Viable Haemophilus somnus induce myosin light chain kinase-dependent decrease in brain endothelial cell monolayer resistance

Comparative Biomedical Sciences Graduate Program, University of Wisconsin-Madison, Madison WI; Johns Hopkins University School of Medicine, Baltimore MD

^* To whom correspondence should be addressed. Email: czuprync{at}svm.vetmed.wisc.edu.

	Abstract

Haemophilus somnus causes thrombotic meningoencephalitis (TME) in cattle.

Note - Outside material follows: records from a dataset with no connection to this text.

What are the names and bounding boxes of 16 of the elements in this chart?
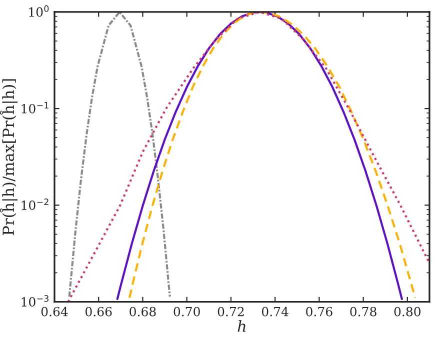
x-tick-label: 0.74 <box>262 306 288 316</box>
y-tick-label: 10$^{−1}$ <box>22 102 48 114</box>
y-axis-title: Pr(ĥ|h)/max[Pr(ĥ|h)] <box>0 79 18 235</box>
y-tick-label: 10$^{−3}$ <box>22 295 48 307</box>
y-tick-label: 10$^{0}$ <box>29 5 49 17</box>
y-tick-label: 10$^{−2}$ <box>22 198 48 210</box>
x-tick-label: 0.64 <box>41 306 68 316</box>
x-axis-title: h <box>238 320 246 332</box>
line-series <box>68 12 171 298</box>
x-tick-label: 0.80 <box>394 306 420 316</box>
x-tick-label: 0.66 <box>86 306 112 316</box>
x-tick-label: 0.72 <box>218 306 244 316</box>
x-tick-label: 0.68 <box>130 306 156 316</box>
x-tick-label: 0.70 <box>174 306 200 316</box>
x-tick-label: 0.76 <box>306 306 332 316</box>
x-tick-label: 0.78 <box>350 306 376 316</box>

Our laboratory has previously reported that H. somnus has the ability to adhere to, but not invade, bovine brain endothelial cells (BBEC) in vitro. The goal of this study was to determine if H. somnus alters brain endothelial cell monolayer integrity in vitro, in a manner that would be expected to contribute to inflammation of the central nervous system (CNS). Monolayer integrity was monitored by measuring trans-endothelial electrical resistance (TEER) and albumin flux. BBEC incubated with H. somnus underwent rapid cytoskeletal rearrangement, significant increases in albumin flux, and reductions in TEER. Decreased monolayer TEER was preceded by phosphorylation of the myosin regulatory light chain, and was partially dependent on TNF- and myosin light chain kinase, but not IL-1. Neither heat killed H. somnus, formalin-fixed H. somnus nor purified lipooligosaccharide altered monolayer integrity within a 2 hr incubation period, whereas conditioned media from H. somnus-treated BBEC caused a modest reduction in TEER. The data from this study support the hypothesis that viable H. somnus alters integrity of the blood-brain barrier by promoting contraction of BBEC and increasing paracellular permeability of the CNS vasculature.